Mit Liebe hat das nichts zu tun. Liebe ist ein Vogel mit Feuerschwingen. Ich kenne ihn. Ich kenne die Werte meines Lebens und meiner Person. Ich verwechsele Lampen nicht mit Laternen, Dukaten nicht mir Louis d’Ors, den Zaubertrank Nepenthes14 nicht mit einem traumlosen Tod.

In Momenten der Dämmerung, Momenten wie diesem, sind Fleisch-und-Knochen alles an mir, dessen ich mir sicher bin. Sie beginnen und enden in der Erde. Sie antworten auf die gewaltsamen Rufe dieser Erde und ihrer Dämmerungen.

Während der eben vergangenen Dämmerung spürte ich, wie mein prickelndes Blut in meine Fingerspitzen strömte. Eine Flut, blendend rot, stieg, siedete, brodelte und pochte an mein Herz.

»Ich will einen Liebhaber – irgendeinen« – murmelte ich den Schatten jenseits meines Fensters zu.

Ich begann zu keuchen.

Der Geist meines Fleisches erhob sich wie eine vom Wind angefachte Flamme.

Ein lauter Schrei klang durch die Wildnis meiner Nerven.

In diesem Augenblick war es mit der wandlungsfähigen Analyse, die mich immer begleitet, vorbei.

Stattdessen kam reines Fühlen – die gnadenlose Schönheit.
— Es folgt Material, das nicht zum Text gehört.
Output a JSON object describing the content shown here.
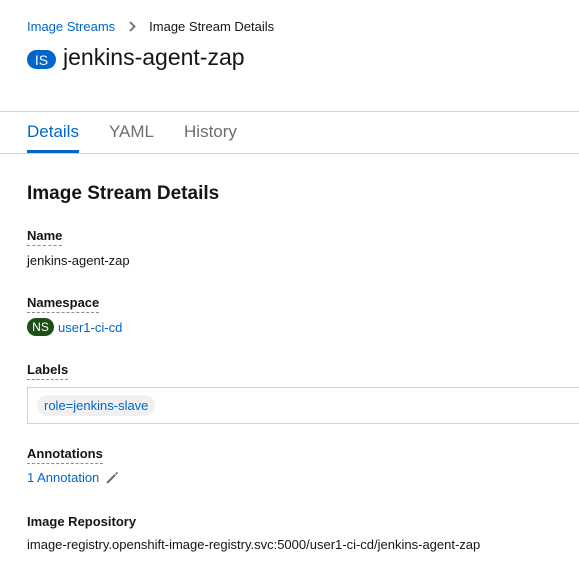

– eine männliche Person, vielleicht, ein Mann von glücklicher unanalytischer Rohheit – der mit einem Mal bei mir wäre: um hineinzuflammen in meine schattige Einsamkeit wie ein Himmelsblitz, um mich zum Zerspringen zu bringen

– eine Viertelstunde erlesener Wildheit – Ruhelosigkeit, gemacht aus Sternenflamme, Lilienblüte und Wolkenbruch über Bergeshöhen und Meereswellen, dunkelrot in Stürmischer Morgendämmerung – unerträglicher Hunger, unerträgliche Ekstase –

Eben ist es vorbei, und ich sitze und schreibe es nieder in der blassen Gussform des Denkens.

Doch atemlos erinnere ich mich an seine Atemlosigkeit.